Consolidated turnover for the three month period stood at ILS2.92 billion, down from ILS3.03 billion in 3Q10, with Bezeq noting that revenues from both its fixed line operations and from its mobile subsidiary, Pelephone, had been adversely affected by lower mobile termination rates (MTRs) that were introduced at the start of the year. Fixed line revenues in 3Q11 were ILS1.19 billion, down 10.4% y-o-y, although Bezeq claimed that excluding the impact of lower interconnection fees from both periods, turnover in 3Q11 was similar to the year-ago period with increased revenues from internet, data communications and transmission services offsetting continued declines in fixed voice revenues. Total mobile revenues totalled ILS1.42 billion in the three month period under review, down 1.5% from the ILS1.44 billion reported in 3Q10, although Bezeq noted that Pelephone’s service revenues tumbled by 21.1% y-o-y to ILS914 million; after adjustment for the reduction in MTRs, Pelephone’s service revenues fell by 4.3% y-o-y. The company claimed that the decline in mobile service revenue was, in part, the result of lower tariffs introduced in the wake of intensifying competition in the Israeli mobile sector.
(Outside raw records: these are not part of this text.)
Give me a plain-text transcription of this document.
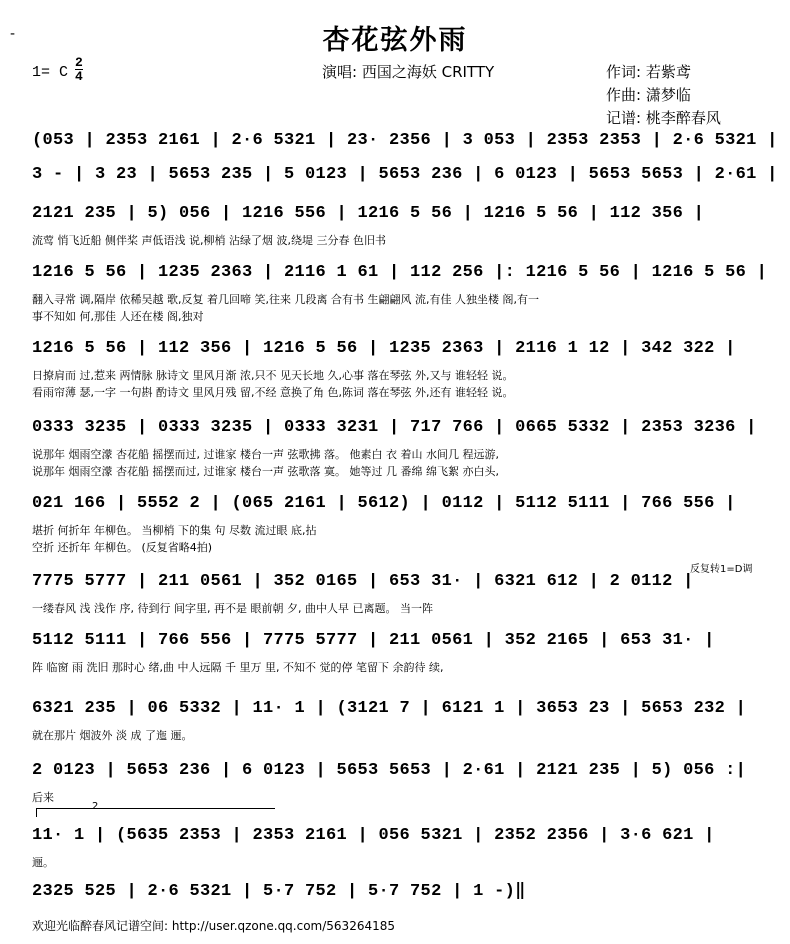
-	杏花弦外雨
1= C
2
4	演唱: 西国之海妖 CRITTY	作词: 若紫鸢
作曲: 潇梦临
记谱: 桃李醉春风
(053 | 2353 2161 | 2·6 5321 | 23· 2356 | 3 053 | 2353 2353 | 2·6 5321 |
3 - | 3 23 | 5653 235 | 5 0123 | 5653 236 | 6 0123 | 5653 5653 | 2·61 |
2121 235 | 5) 056 | 1216 556 | 1216 5 56 | 1216 5 56 | 112 356 |
流莺 悄飞近船 侧伴桨 声低语浅 说,柳梢 沾绿了烟 波,绕堤 三分春 色旧书
1216 5 56 | 1235 2363 | 2116 1 61 | 112 256 |: 1216 5 56 | 1216 5 56 |
翻入寻常 调,隔岸 依稀吴越 歌,反复 着几回啼 笑,往来 几段离 合有书 生翩翩风 流,有佳 人独坐楼 阁,有一
事不知如 何,那佳 人还在楼 阁,独对
1216 5 56 | 112 356 | 1216 5 56 | 1235 2363 | 2116 1 12 | 342 322 |
日撩肩而 过,惹来 两情脉 脉诗文 里风月渐 浓,只不 见天长地 久,心事 落在琴弦 外,又与 谁轻轻 说。
看雨帘薄 瑟,一字 一句斟 酌诗文 里风月残 留,不经 意换了角 色,陈词 落在琴弦 外,还有 谁轻轻 说。
0333 3235 | 0333 3235 | 0333 3231 | 717 766 | 0665 5332 | 2353 3236 |
说那年 烟雨空濛 杏花船 摇摆而过, 过谁家 楼台一声 弦歌拂 落。 他素白 衣 着山 水间几 程远游,
说那年 烟雨空濛 杏花船 摇摆而过, 过谁家 楼台一声 弦歌落 寞。 她等过 几 番绵 绵飞絮 亦白头,
021 166 | 5552 2 | (065 2161 | 5612) | 0112 | 5112 5111 | 766 556 |
堪折 何折年 年柳色。 当柳梢 下的集 句 尽数 流过眼 底,拈
空折 还折年 年柳色。 (反复省略4拍)
反复转1=D调
7775 5777 | 211 0561 | 352 0165 | 653 31· | 6321 612 | 2 0112 |
一缕春风 浅 浅作 序, 待到行 间字里, 再不是 眼前朝 夕, 曲中人早 已离题。 当一阵
5112 5111 | 766 556 | 7775 5777 | 211 0561 | 352 2165 | 653 31· |
阵 临窗 雨 洗旧 那时心 绪,曲 中人远隔 千 里万 里, 不知不 觉的停 笔留下 余韵待 续,
6321 235 | 06 5332 | 11· 1 | (3121 7 | 6121 1 | 3653 23 | 5653 232 |
就在那片 烟波外 淡 成 了迤 逦。
2 0123 | 5653 236 | 6 0123 | 5653 5653 | 2·61 | 2121 235 | 5) 056 :|
后来
2
11· 1 | (5635 2353 | 2353 2161 | 056 5321 | 2352 2356 | 3·6 621 |
逦。
2325 525 | 2·6 5321 | 5·7 752 | 5·7 752 | 1 -)‖
欢迎光临醉春风记谱空间: http://user.qzone.qq.com/563264185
Consolidated earnings before interest, tax, depreciation and amortisation (EBITDA) meanwhile stood at ILS1.30 billion, down 2.1% from the ILS1.33 billion recorded in the same period a year earlier.

In operational terms, at the end of September 2011 Bezeq’s fixed voice accesses totalled 2.34 million, down 1.7% year-on-year, while high speed internet subscriber numbers reached 1.10 million, up from 1.06 million a year earlier. Pelephone meanwhile saw a 3.8% annual rise in total subscribers, with the cellco reporting a customer base of 2.93 million at end-September 2011, of which 1.76 million were classified as taking 3G services.

Commenting on the results, Alan Gelman, Chief Financial Officer and Deputy CEO of Bezeq, noted: ‘Our results for the current quarter were influenced by challenges associated with navigating a competitive market environment as well as a dynamic regulatory landscape. Revenues from our fixed line operations and cellular services were adversely affected by the regulatory reduction of mobile termination rates to the cellular networks which commenced 1 January of this year. Significant growth in revenues from the sale of cellular terminal equipment at Pelephone, along with continued growth in revenues from Internet and data services at Bezeq Fixed-line and Bezeq International, helped mitigate those trends. Our operating profit and EBITDA showed moderate declines that stem mainly from the effects of more intense competition in the cellular market.’